In 2018, higher rates and the mortgage stress test were supposed to make homes more affordable. Well, that didn’t last long.
Home prices just keep climbing...and climbing…and climbing.
For a growing number of millennials, homeownership is slipping out of reach.
Three-quarters of all millennials want to own a home, but nearly half of them (46%) think it’s more a fantasy than reality, according to a new survey from KPMG.
Those Who Are Buying Are Receiving Help
For those who have managed to get a foothold in the housing market, 46% needed financial help from their parents to make it happen.
Parental purchase assistance has been a growing trend for years as more expensive homes require bigger down payments. It’s why we may see 5%-down mortgages grow more popular over time.
It now takes millennial buyers an average of 13 years to save for a 20% down payment (the minimum to avoid default-insurance fees), according to some data. In the high-priced markets of Toronto and Vancouver, it takes even longer—an astounding 21 and 29 years, respectively.
In contrast, it took their parents an average of just five years to save up that same 20% down payment in 1976.
"That's eight fewer years that millennials might have for saving more for their retirement," said Martin Joyce, Partner, National Leader, Human & Social Services, KPMG, in a release. "If they do manage to save up and buy a house now and delay retirement savings, our poll finds 65% of millennials fear they won't have enough saved for retirement." (Can you say, “reverse mortgage?”)
Many are having to find other solutions to the high cost of ownership in large urban centres.
A full two-thirds of prospective millennial homebuyers said they’d be willing to move to the suburbs to find a home they can afford, according to a recent TD survey.
Big-city dreams are dying, too. Four years ago, the same survey found 38% of millennials preferred to live in the city compared to just 33% now.
And as we explored in another recent piece, a growing number of millennial homebuyers are looking as far as cottage country for more affordable options. At this pace, we fear millennials are going to have to start trading three-piece bathrooms for outhouses.
The Stress Test Factor
The mortgage stress test introduced by the federal government on January 1, 2018 has become yet another obstacle for first-time buyers, the large majority of whom are millennials.
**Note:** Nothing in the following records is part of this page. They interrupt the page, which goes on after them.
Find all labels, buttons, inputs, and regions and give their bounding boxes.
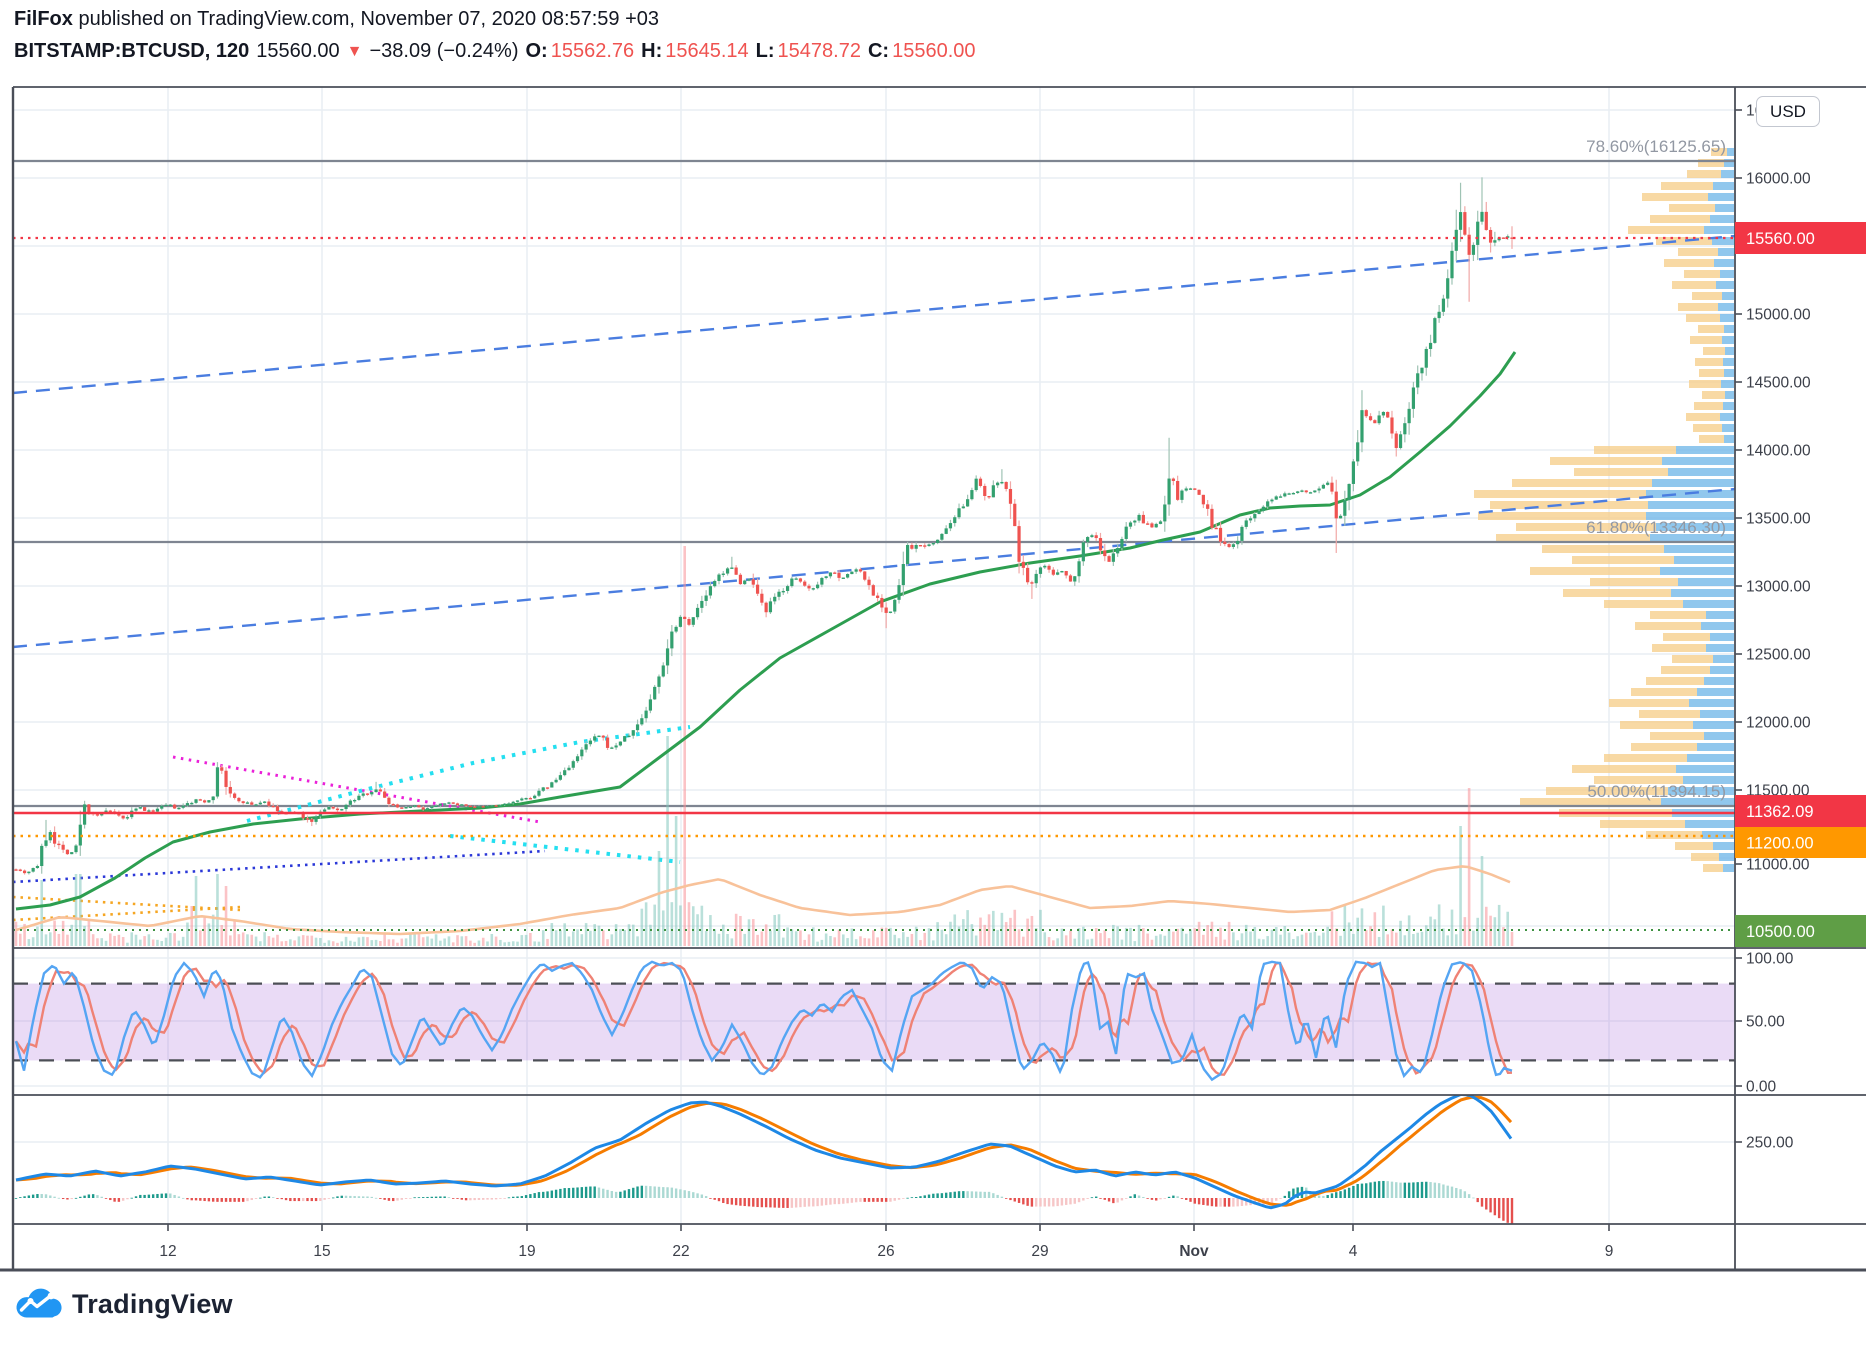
time-axis-label: 19 — [518, 1243, 535, 1260]
candles-layer — [14, 177, 1514, 875]
price-axis-label: 14000.00 — [1746, 443, 1811, 460]
tradingview-cloud-icon — [16, 1288, 62, 1318]
fibonacci-labels-layer: 78.60%(16125.65) 61.80%(13346.30) 50.00%(1… — [1586, 137, 1726, 801]
price-axis-label: 13000.00 — [1746, 579, 1811, 596]
price-axis-label: 12500.00 — [1746, 647, 1811, 664]
open-label: O: — [525, 40, 548, 62]
high-value: 15645.14 — [665, 40, 749, 62]
publisher-name: FilFox — [14, 8, 73, 30]
time-scale[interactable]: 12 15 19 22 26 29 Nov 4 9 — [159, 1224, 1613, 1260]
price-axis-label: 14500.00 — [1746, 375, 1811, 392]
indicator-axis-label: 100.00 — [1746, 951, 1794, 968]
time-axis-label: 22 — [672, 1243, 689, 1260]
price-tag-label: 11362.09 — [1746, 803, 1814, 821]
price-down-icon: ▼ — [346, 43, 363, 60]
stochastic-panel-layer — [13, 960, 1735, 1082]
indicator-axis-label: 250.00 — [1746, 1135, 1794, 1152]
time-axis-label: 26 — [877, 1243, 894, 1260]
fib-level-label: 61.80%(13346.30) — [1586, 518, 1726, 537]
fib-level-label: 50.00%(11394.15) — [1587, 782, 1726, 801]
price-tag — [1735, 795, 1866, 827]
low-value: 15478.72 — [777, 40, 861, 62]
price-tag-label: 10500.00 — [1746, 923, 1815, 941]
price-tag-label: 15560.00 — [1746, 230, 1815, 248]
symbol-title[interactable]: BITSTAMP:BTCUSD, 120 — [14, 40, 250, 62]
header: FilFox published on TradingView.com, Nov… — [14, 6, 976, 66]
tradingview-logo-text: TradingView — [72, 1288, 233, 1319]
close-value: 15560.00 — [892, 40, 976, 62]
time-axis-label: 15 — [313, 1243, 330, 1260]
price-axis-label: 11000.00 — [1746, 857, 1810, 874]
price-tag — [1735, 915, 1866, 947]
time-axis-label: Nov — [1179, 1243, 1209, 1260]
price-tag — [1735, 827, 1866, 858]
last-price: 15560.00 — [256, 40, 340, 62]
price-scale[interactable]: 16500.0016000.0015000.0014500.0014000.00… — [1735, 103, 1866, 1152]
low-label: L: — [755, 40, 775, 62]
open-value: 15562.76 — [550, 40, 635, 62]
symbol-status-line: BITSTAMP:BTCUSD, 120 15560.00 ▼ −38.09 (… — [14, 38, 976, 66]
fib-level-label: 78.60%(16125.65) — [1586, 137, 1726, 156]
time-axis-label: 9 — [1605, 1243, 1614, 1260]
macd-panel-layer — [14, 1095, 1514, 1224]
high-label: H: — [641, 40, 663, 62]
price-axis-label: 13500.00 — [1746, 511, 1811, 528]
price-tag-label: 11200.00 — [1746, 835, 1814, 853]
time-axis-label: 12 — [159, 1243, 176, 1260]
trendlines-layer — [13, 234, 1735, 922]
currency-toggle-button[interactable]: USD — [1756, 96, 1820, 127]
price-change: −38.09 (−0.24%) — [369, 40, 519, 62]
indicator-axis-label: 0.00 — [1746, 1079, 1777, 1096]
time-axis-label: 29 — [1031, 1243, 1048, 1260]
volume-bars-layer — [14, 546, 1514, 946]
tradingview-logo[interactable]: TradingView — [13, 1286, 233, 1322]
publish-line: FilFox published on TradingView.com, Nov… — [14, 6, 976, 32]
price-axis-label: 12000.00 — [1746, 715, 1811, 732]
close-label: C: — [867, 40, 890, 62]
time-axis-label: 4 — [1349, 1243, 1358, 1260]
price-axis-label: 16000.00 — [1746, 171, 1811, 188]
price-axis-label: 15000.00 — [1746, 307, 1811, 324]
price-lines-layer — [13, 236, 1735, 931]
panel-borders-layer — [0, 86, 1866, 1272]
indicator-axis-label: 50.00 — [1746, 1014, 1785, 1031]
volume-profile-layer — [1474, 148, 1734, 872]
publish-note: published on TradingView.com, November 0… — [78, 8, 660, 30]
price-tag — [1735, 222, 1866, 254]
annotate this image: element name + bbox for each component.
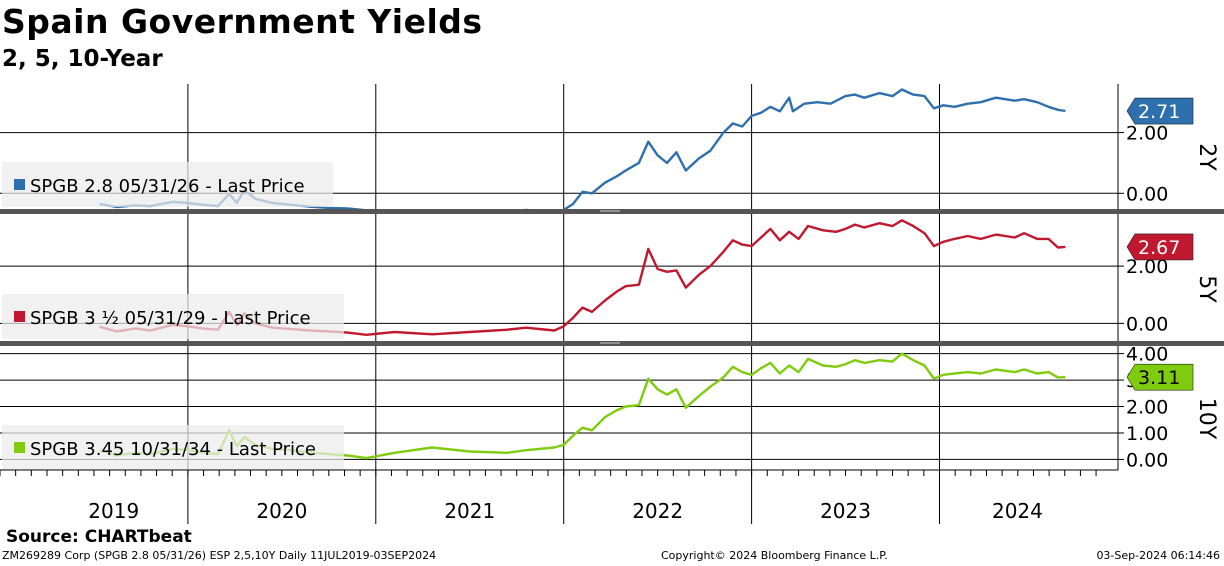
source-note: Source: CHARTbeat — [6, 527, 192, 547]
last-value-tag-10Y — [1126, 363, 1194, 391]
tick-label-10Y-4: 4.00 — [1126, 344, 1168, 366]
panel-label-5Y: 5Y — [1194, 275, 1219, 303]
footer-security-info: ZM269289 Corp (SPGB 2.8 05/31/26) ESP 2,… — [2, 549, 437, 562]
year-label-2019: 2019 — [88, 499, 139, 523]
tick-label-10Y-0: 0.00 — [1126, 449, 1168, 471]
year-label-2021: 2021 — [444, 499, 495, 523]
year-label-2023: 2023 — [820, 499, 871, 523]
legend-swatch-5Y — [14, 311, 25, 322]
footer-copyright: Copyright© 2024 Bloomberg Finance L.P. — [661, 549, 888, 562]
panel-label-2Y: 2Y — [1194, 143, 1219, 171]
legend-label-10Y: SPGB 3.45 10/31/34 - Last Price — [30, 439, 316, 460]
last-value-tag-2Y — [1126, 97, 1194, 125]
last-value-label-10Y: 3.11 — [1138, 367, 1180, 389]
tick-label-10Y-1: 1.00 — [1126, 423, 1168, 445]
legend-swatch-10Y — [14, 442, 25, 453]
year-label-2020: 2020 — [256, 499, 307, 523]
legend-label-2Y: SPGB 2.8 05/31/26 - Last Price — [30, 176, 305, 197]
footer-timestamp: 03-Sep-2024 06:14:46 — [1096, 549, 1220, 562]
legend-box-5Y — [2, 294, 344, 339]
chart-title: Spain Government Yields — [2, 2, 483, 41]
last-value-tag-5Y — [1126, 233, 1194, 261]
panel-label-10Y: 10Y — [1194, 398, 1219, 440]
legend-swatch-2Y — [14, 179, 25, 190]
legend-box-2Y — [2, 162, 333, 207]
year-label-2022: 2022 — [632, 499, 683, 523]
legend-label-5Y: SPGB 3 ½ 05/31/29 - Last Price — [30, 308, 311, 329]
last-value-label-5Y: 2.67 — [1138, 237, 1180, 259]
legend-box-10Y — [2, 425, 344, 470]
last-value-label-2Y: 2.71 — [1138, 101, 1180, 123]
tick-label-2Y-0: 0.00 — [1126, 183, 1168, 205]
year-label-2024: 2024 — [992, 499, 1043, 523]
tick-label-5Y-1: 2.00 — [1126, 256, 1168, 278]
tick-label-5Y-0: 0.00 — [1126, 313, 1168, 335]
chart-subtitle: 2, 5, 10-Year — [2, 46, 163, 72]
tick-label-10Y-2: 2.00 — [1126, 397, 1168, 419]
tick-label-2Y-1: 2.00 — [1126, 123, 1168, 145]
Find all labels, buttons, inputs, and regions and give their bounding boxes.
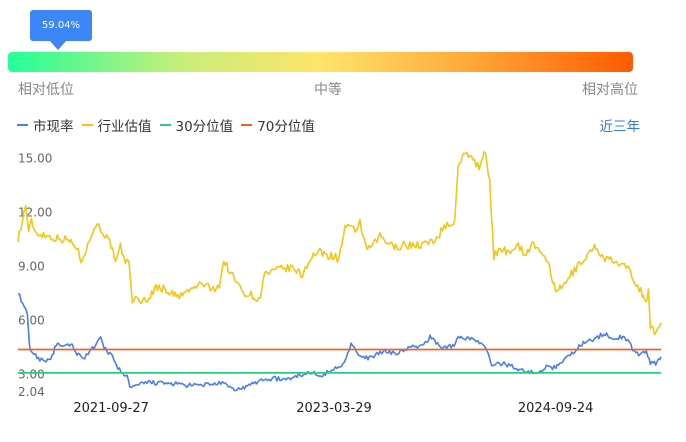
legend-item-p30[interactable]: 30分位值: [159, 115, 234, 135]
percentile-bubble: 59.04%: [30, 10, 92, 41]
scale-label-high: 相对高位: [582, 82, 638, 98]
legend-swatch-pcf: [17, 124, 28, 126]
scale-label-low: 相对低位: [18, 82, 74, 98]
legend-item-p70[interactable]: 70分位值: [241, 115, 315, 135]
percentile-value: 59.04%: [41, 20, 81, 31]
y-tick-label: 15.00: [18, 152, 52, 166]
industry-valuation-line: [17, 150, 662, 336]
legend-item-pcf[interactable]: 市现率: [17, 115, 74, 135]
legend-swatch-p70: [241, 124, 253, 126]
legend-label-pcf: 市现率: [33, 119, 74, 135]
percentile-pointer: [50, 41, 66, 50]
y-tick-label: 2.04: [18, 385, 45, 399]
legend-item-industry[interactable]: 行业估值: [81, 115, 152, 135]
scale-label-mid: 中等: [314, 82, 342, 98]
legend-label-industry: 行业估值: [97, 119, 152, 135]
legend-swatch-p30: [159, 124, 171, 126]
legend-label-p30: 30分位值: [175, 119, 234, 135]
range-selector-3y[interactable]: 近三年: [599, 119, 641, 135]
y-tick-label: 6.00: [18, 314, 45, 328]
chart-legend: 市现率 行业估值 30分位值 70分位值: [17, 115, 323, 135]
percentile-gradient-bar: [8, 52, 633, 72]
legend-swatch-industry: [81, 124, 93, 126]
y-tick-label: 3.00: [18, 368, 45, 382]
x-tick-label: 2021-09-27: [73, 401, 149, 416]
legend-label-p70: 70分位值: [257, 119, 315, 135]
x-tick-label: 2024-09-24: [518, 401, 594, 416]
pcf-ratio-line: [18, 293, 662, 392]
x-tick-label: 2023-03-29: [296, 401, 372, 416]
y-tick-label: 9.00: [18, 260, 45, 274]
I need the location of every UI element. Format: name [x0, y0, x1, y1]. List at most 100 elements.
Borrowers putting down 20% or more must qualify at the greater of the contract rate or the Bank of Canada’s benchmark rate (currently 5.19%). Uninsured mortgages (those with less than 20% down) are stress-tested at the greater of the benchmark rate or the contract rate plus 200 basis points.
Mortgage originations from those between the ages of 18 and 25 in the second quarter were down 13.4% compared to 2018 (vs. 8.9% for all age groups), according to data from TransUnion.
“The new mortgage rules affect this group perhaps the most, as they will typically be starting their careers and have lower incomes relative to older cohorts,” the report notes. “This limits both their ability to qualify under the mortgage stress test rules, as well as the size of mortgages they can obtain. In many of the major Canadian housing markets, many younger consumers have now been effectively priced out of buying.”
That begs the question, where do you live when you can’t buy (assuming your parents have kicked you out)? For most, the answer is: a rental.
And maybe that’s why median rents jumped almost 9% this year.
Millennials: they just can’t catch a break.